Saturday, December 4, 2010

My fathers Christmas

My Christmas has always been unsual in a country where there are very strong traditions from Spain brought by the missionaries.

For example we have posadas (9 days of feasts before Christmas where we sing in respresentation of St.Joseph asking with Mary for a place to stay). An amazing tradition. We have piñatas in the Posadas and we always, always even in the most humble houses we have Christmas mangers. Beautiful ones.

Its a very social Christmas, with many reunions, bright lights and very, very large families.

We eat Cod for Christmas or Turkey and some candies from Spain and sing villancicos (Christmas songs from Spain)

Yet this is not my Christmas in my heart. My Christmas is my father´s. A very German Christmas. With only my closest familiy with a lot of silence

My father is German. Born there from a German father and a Mexican/German mother in the middle of Germany right at the beginning of WWII.

My grandma had gone to Germany to study and work with some of her siblings and fell in love and soon after got married without permission.

She came back to Mexico after the 2nd WW with 5 children born there and three more would follow. Since she was Mexican Mexico has a law that protects first and foremost the children born from Mexican women so they were accepted in the country as refugees.

My father is quite reserved, a convert, that learned Spanish when he was 8. Right now he can either pass for a Mexican or a German, he is one of the few siblings that speaks German and Spanish both fluently. And when when he tries to speak English he does it with a very, very German accent which usually throws people off since they only hear him speak Spanish to us.

He lived in a country at war and came to Mexico as a refugee and touching up on the subject of his childhood can be touchy sometimes. Some of the few things he has told me is he remembers fondly the American soldiers, which took over his birth city after the surrender of Germany, with whom he exchanged the butts from smoked cigarrets and the tabacco from them in exchange for American chocolates. I cry as I write this.

My father is quiet, very reserved about his childhood. Yet his childhood is all over our lives with the best from it.

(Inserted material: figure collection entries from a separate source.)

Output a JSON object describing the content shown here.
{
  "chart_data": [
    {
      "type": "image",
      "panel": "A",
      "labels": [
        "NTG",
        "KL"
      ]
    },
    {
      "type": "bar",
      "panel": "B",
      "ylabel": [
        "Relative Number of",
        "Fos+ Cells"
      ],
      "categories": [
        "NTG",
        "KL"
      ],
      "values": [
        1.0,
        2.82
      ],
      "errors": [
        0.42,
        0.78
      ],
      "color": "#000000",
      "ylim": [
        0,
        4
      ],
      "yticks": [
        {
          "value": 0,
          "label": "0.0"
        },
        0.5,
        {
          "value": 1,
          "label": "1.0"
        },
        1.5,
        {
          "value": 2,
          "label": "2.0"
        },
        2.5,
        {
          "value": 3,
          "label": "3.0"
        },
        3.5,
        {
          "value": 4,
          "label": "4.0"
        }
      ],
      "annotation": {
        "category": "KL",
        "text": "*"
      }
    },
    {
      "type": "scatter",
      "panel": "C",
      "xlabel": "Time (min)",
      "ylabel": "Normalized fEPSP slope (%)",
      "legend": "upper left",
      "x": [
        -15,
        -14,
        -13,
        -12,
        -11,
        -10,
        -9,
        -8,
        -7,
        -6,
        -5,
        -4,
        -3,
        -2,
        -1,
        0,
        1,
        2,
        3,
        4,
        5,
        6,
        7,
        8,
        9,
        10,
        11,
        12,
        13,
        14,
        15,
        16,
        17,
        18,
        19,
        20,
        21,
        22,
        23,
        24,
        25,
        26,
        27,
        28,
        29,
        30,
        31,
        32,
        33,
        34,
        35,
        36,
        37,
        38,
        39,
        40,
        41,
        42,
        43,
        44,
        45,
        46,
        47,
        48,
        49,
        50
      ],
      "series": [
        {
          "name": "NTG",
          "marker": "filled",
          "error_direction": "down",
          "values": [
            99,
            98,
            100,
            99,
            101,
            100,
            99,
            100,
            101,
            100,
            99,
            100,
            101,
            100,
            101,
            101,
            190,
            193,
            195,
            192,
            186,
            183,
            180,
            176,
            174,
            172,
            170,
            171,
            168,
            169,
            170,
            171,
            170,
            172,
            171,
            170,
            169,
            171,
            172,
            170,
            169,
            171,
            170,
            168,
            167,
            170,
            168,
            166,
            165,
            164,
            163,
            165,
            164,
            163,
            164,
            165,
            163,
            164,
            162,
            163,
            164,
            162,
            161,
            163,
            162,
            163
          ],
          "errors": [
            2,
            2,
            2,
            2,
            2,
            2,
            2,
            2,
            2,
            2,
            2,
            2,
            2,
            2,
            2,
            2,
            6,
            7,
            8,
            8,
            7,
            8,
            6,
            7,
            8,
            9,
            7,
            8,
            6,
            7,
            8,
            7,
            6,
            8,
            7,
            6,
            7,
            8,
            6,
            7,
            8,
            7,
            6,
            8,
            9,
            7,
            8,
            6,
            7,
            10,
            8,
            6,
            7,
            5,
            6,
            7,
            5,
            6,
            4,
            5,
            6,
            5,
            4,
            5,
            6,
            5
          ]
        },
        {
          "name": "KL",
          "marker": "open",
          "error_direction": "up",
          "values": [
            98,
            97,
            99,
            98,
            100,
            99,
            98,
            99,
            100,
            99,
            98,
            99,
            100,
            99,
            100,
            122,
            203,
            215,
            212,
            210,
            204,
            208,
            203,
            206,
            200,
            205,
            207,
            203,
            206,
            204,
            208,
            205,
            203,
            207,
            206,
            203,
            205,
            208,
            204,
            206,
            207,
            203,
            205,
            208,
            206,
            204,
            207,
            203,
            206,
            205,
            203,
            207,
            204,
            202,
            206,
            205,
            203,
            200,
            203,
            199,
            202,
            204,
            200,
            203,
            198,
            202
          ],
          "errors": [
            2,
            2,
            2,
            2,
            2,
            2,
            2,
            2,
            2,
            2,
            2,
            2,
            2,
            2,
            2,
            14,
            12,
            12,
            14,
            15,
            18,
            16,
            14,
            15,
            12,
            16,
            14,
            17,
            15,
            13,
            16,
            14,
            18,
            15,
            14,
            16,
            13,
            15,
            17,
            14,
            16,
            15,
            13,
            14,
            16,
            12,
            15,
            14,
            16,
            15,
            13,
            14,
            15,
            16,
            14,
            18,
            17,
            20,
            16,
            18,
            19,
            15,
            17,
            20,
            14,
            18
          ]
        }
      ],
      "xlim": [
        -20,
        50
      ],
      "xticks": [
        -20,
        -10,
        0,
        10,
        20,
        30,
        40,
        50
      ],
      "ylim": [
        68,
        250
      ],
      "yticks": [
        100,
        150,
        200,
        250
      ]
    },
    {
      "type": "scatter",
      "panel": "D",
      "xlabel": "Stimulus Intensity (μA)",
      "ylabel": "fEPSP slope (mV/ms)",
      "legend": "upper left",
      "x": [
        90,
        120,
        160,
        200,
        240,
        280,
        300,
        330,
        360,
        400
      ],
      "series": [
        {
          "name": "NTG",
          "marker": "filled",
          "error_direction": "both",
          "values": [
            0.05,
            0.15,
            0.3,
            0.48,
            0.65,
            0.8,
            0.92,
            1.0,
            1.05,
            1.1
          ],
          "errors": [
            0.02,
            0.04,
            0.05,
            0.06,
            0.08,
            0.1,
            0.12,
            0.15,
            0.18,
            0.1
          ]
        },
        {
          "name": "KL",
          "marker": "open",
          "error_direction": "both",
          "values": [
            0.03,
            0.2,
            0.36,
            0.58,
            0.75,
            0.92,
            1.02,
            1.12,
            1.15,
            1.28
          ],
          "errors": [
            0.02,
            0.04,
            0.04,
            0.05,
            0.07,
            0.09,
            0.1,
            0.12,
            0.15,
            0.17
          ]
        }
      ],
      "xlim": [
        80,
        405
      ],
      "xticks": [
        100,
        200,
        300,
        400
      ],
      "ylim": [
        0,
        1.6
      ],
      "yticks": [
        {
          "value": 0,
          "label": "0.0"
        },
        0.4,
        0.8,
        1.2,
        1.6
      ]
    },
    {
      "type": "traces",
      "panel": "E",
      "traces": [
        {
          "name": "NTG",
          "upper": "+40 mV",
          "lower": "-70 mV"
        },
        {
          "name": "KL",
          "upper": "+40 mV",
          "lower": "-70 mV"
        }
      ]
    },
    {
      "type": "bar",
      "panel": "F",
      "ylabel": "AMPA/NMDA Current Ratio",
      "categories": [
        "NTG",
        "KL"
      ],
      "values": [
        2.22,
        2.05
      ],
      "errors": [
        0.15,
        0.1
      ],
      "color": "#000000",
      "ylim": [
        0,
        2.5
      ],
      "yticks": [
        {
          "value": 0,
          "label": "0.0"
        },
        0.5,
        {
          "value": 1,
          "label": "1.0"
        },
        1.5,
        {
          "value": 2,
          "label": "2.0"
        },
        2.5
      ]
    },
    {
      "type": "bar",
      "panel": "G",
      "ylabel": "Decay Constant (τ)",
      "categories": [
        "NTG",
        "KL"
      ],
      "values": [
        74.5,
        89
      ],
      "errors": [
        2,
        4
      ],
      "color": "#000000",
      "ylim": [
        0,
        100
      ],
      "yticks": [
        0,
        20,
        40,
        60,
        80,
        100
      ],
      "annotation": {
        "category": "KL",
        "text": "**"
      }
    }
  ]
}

His presence is all over Christmas. A very strong presence that I would love to transmit to my own children.

A quiet presence where candles, classical music, homemade food and family are what Christmas traditions are all about.

My Christmas traditions are mainly German with some Mexican (the mangers and cod ) and American (fruitcake!!!!) thrown in there. Long story short my mom grew very close to the US, my grandpa was even born there, but never requested the nationality. Yet my mom with her Mexican and American side gave way to my Father during Christmas making our Christmas much his.

So my Christmas is very different from the one of my country. And I am so very very grateful that my mom promoted that we celebrate in the manner of my father and not her own.

So we celebrate Advent each Sunday. The part I love most about the whole Christmas season.

We get together before it darkens and sit by the Advent wreath and eat and enjoy each other companies. We listen to traditional German music and anjoy a quiet time among the busy season as a family. Just being.

We bake cookies all November. Lebkuchen, Spice cookies and buy Stollen (the German cake for Christmas) that respresents the sleeping Child. We eat Glühwein (warm wine with spices) and eat the cookies that we baked in November.

We watch the candles light the darkness and reflect on the true meaning of Christmas and Advent.

So in this busy season of year end budgets, crazy Christmas shopping, parties and bright lights....

My heart only wishes for my Father´s Christmas. A quiet light in the middle of the darkness in silence.

And I wish this for my children so very much.


  1. So neat about the different traditions, thanks for sharing! Praying for you!

  2. I loved reading this. What special memories you have. My dad lived in Germany when he was in the Air Force so he loves anything and everything to do with Germany. Hugs and I will pray for your Christmas wish.

  3. At this moment, my eyes are filling with tears and I, too, am wishing for your father's Christmas. Thank you for allowing us to feel as if we were there. Blessed Advent!

  4. You are a fascinating and amazing lady! Your life and your family are so beautiful. Thank you!!

  5. What a beautiful tradition Eloisa. I am so hurried during this season, I LONG for a quiet simple ways to celebrate this holy season of waiting and I might have to steal your German tradition!!!!

    I love the tradition of Las Posadas...I read a book to my students every year by my favorite author Tomie de Paola called "Las Posadas" and we make a manger scene.

  6. Beautiful, beautiful post.

    I am part German too and although my family didn't so much celebrate this side - we tended towards celebrating at least in the food category my Norwegian side, there is something that goes to the core of my being in my need for silence and stillness and beauty, the soft, yet hard beauty of a crisp winter day where the countryside is forceably silenced with a blanket of white snow. (We received such a blanket this weekend and it is so breathtaking). I think this comes from the German / Scandinavian in me and I love it. Thank you for this beautiful reflection and Frohliche Weihnachten!

  7. This gave me goose bumps!! SO beautiful. Your children will be so blessed to share these special traditions with you.